The bond market signaled its concerns as the gap between twoyear and 10-year Treasurys reached its narrowest difference since 2007. The 10-year yield is still higher, but not by much.

When yields for long-term bonds drop lower than yields for shortterm bonds, it’s what economists call an “inverted yield curve.” It indicates that investors are forecastin­g a weaker economy and inflation in coming years. An inverted yield curve has also preceded each recession of the last 60 years, though sometimes by more than a year.

The S&P 500 index slid 90.31 points, or 3.2 percent, to 2,700.06. The Dow plunged 799.36 points, or 3.1 percent, to 25,027.07, more than erasing its 488-point gain over the previous two trading days. It was down as much as 818 points earlier.

The technology-heavy Nasdaq composite lost 283.09 points, or 3.8 percent, to 7,158.43.

Small-company stocks, which investors see as more risky than large multinatio­nals, fell more than the rest of the market. The Russell 2000 index gave up 68.21 points, or 4.4 percent, to 1,480.75.

The sell-off came ahead of Wednesday’s closure of U.S. stock and bond markets in observance of a national day of mourning for former President George H.W. Bush.

The stunning turn in the markets followed a strong rally on Monday fueled by optimism over the news that President Donald Trump and his Chinese counterpar­t Xi Jinping had agreed at the G-20 summit over the weekend to a temporary, 90-day stand-down in the two nations’ escalating trade dispute.

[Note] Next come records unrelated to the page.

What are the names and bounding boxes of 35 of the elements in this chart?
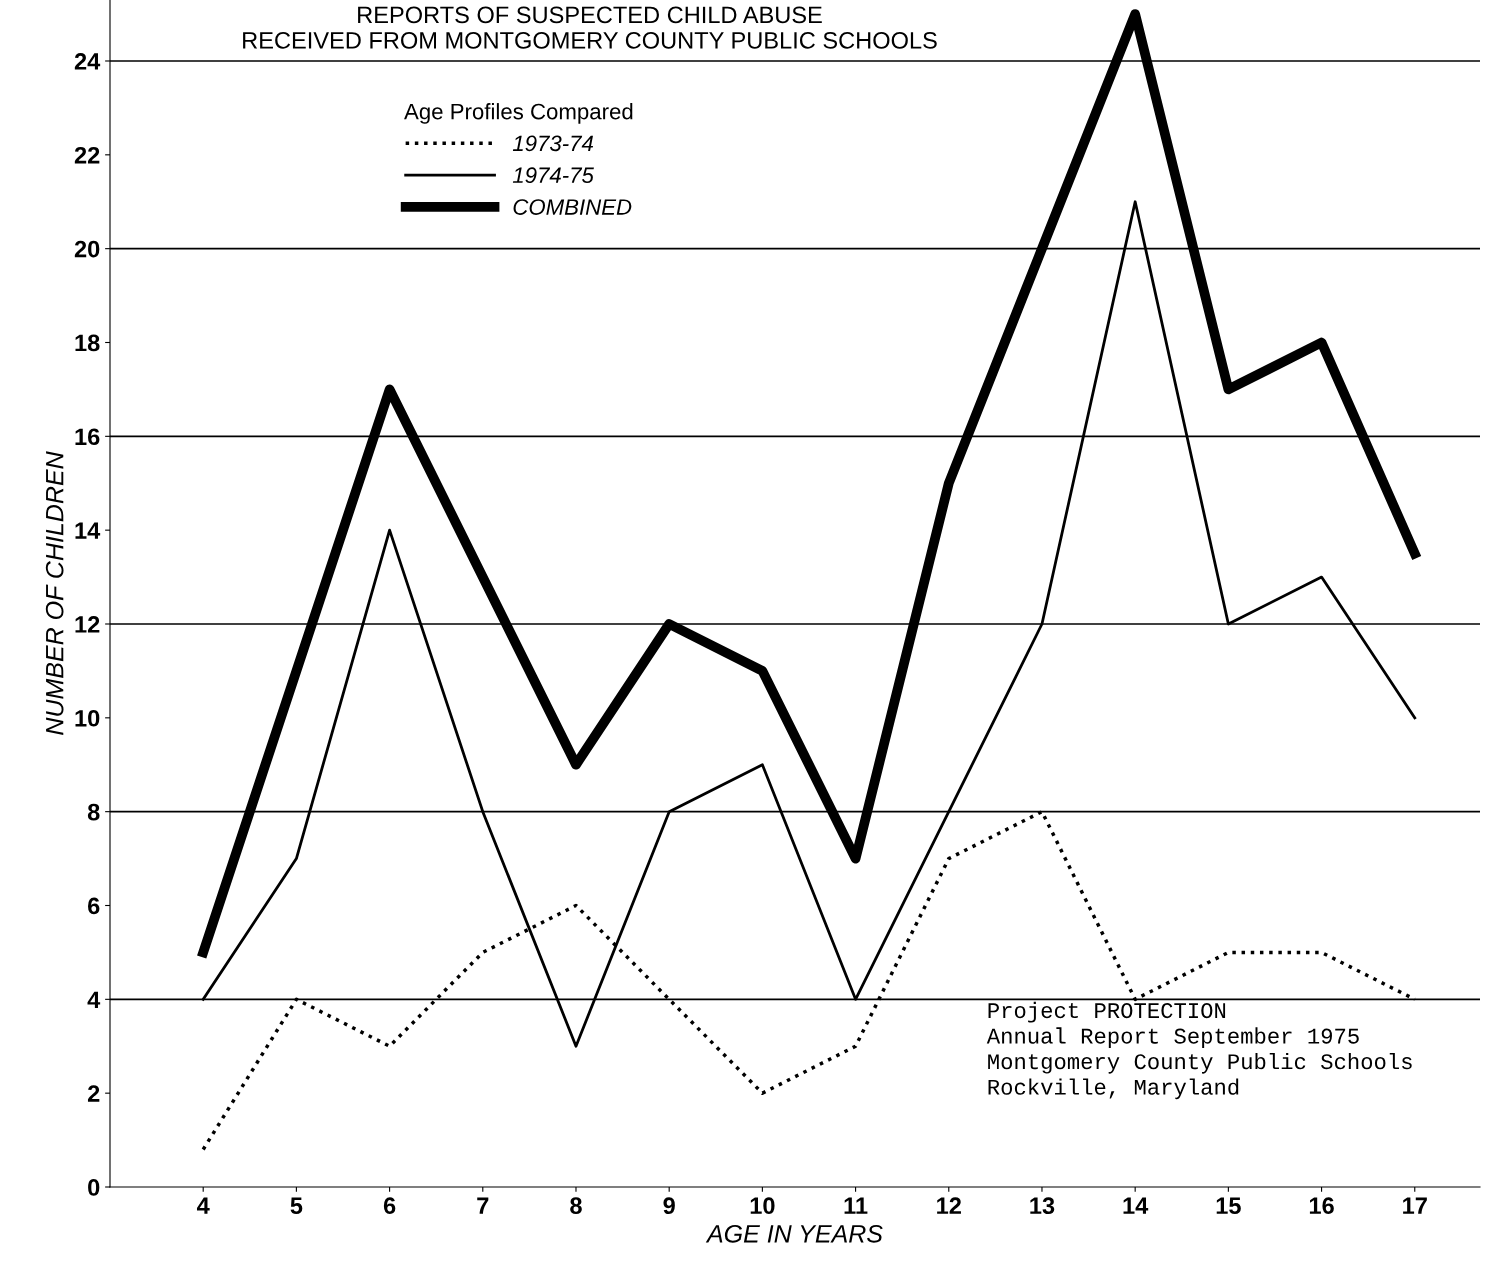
x-tick-label: 5 bbox=[290, 1197, 303, 1215]
y-tick-label: 8 bbox=[87, 803, 100, 821]
legend-label: 1973-74 bbox=[512, 135, 594, 152]
y-tick-label: 4 bbox=[87, 991, 101, 1008]
x-tick-label: 13 bbox=[1030, 1197, 1055, 1215]
x-tick-label: 9 bbox=[663, 1197, 675, 1215]
y-tick-label: 20 bbox=[74, 240, 100, 258]
x-tick-label: 6 bbox=[383, 1197, 396, 1215]
y-tick-label: 24 bbox=[74, 53, 101, 70]
x-tick-label: 8 bbox=[570, 1197, 582, 1215]
y-tick-label: 18 bbox=[75, 334, 100, 352]
y-tick-label: 22 bbox=[74, 146, 100, 164]
y-tick-label: 12 bbox=[75, 616, 100, 633]
x-tick-label: 15 bbox=[1216, 1197, 1241, 1215]
x-tick-label: 16 bbox=[1309, 1197, 1334, 1215]
y-tick-label: 10 bbox=[75, 709, 100, 727]
x-tick-label: 4 bbox=[196, 1197, 210, 1214]
legend-label: COMBINED bbox=[513, 199, 632, 215]
y-tick-label: 0 bbox=[88, 1179, 100, 1196]
y-axis-title: NUMBER OF CHILDREN bbox=[45, 451, 64, 735]
x-tick-label: 17 bbox=[1403, 1197, 1427, 1214]
legend-title: Age Profiles Compared bbox=[404, 103, 633, 124]
y-tick-label: 14 bbox=[75, 522, 101, 539]
y-tick-label: 16 bbox=[75, 428, 100, 446]
x-tick-label: 11 bbox=[844, 1197, 868, 1214]
x-axis-title: AGE IN YEARS bbox=[705, 1224, 883, 1243]
x-tick-label: 7 bbox=[477, 1197, 489, 1214]
x-tick-label: 10 bbox=[750, 1197, 775, 1215]
text: REPORTS OF SUSPECTED CHILD ABUSE RECEIVED FROM MONTGOMERY COUNTY PUBLIC SCHOOLS bbox=[243, 6, 937, 49]
legend-label: 1974-75 bbox=[512, 167, 594, 184]
x-tick-label: 14 bbox=[1123, 1197, 1149, 1214]
y-tick-label: 6 bbox=[88, 897, 100, 915]
annotation: Project PROTECTION Annual Report September 1975 Montgomery County Public Schools Rockville, Maryland bbox=[986, 1001, 1412, 1100]
y-tick-label: 2 bbox=[87, 1085, 100, 1102]
x-tick-label: 12 bbox=[937, 1197, 961, 1214]
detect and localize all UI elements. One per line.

That optimism quickly faded as skepticism grew that Beijing will yield to U.S. demands anytime soon.

Oil prices rose. OPEC members are expected to agree at a Thursday meeting to cut output in 2019. Benchmark U.S. crude gained 0.6 percent to settle at $53.25 per barrel in New York. Brent crude, the internatio­nal standard, added 0.6 percent to close at $62.08 per barrel in London.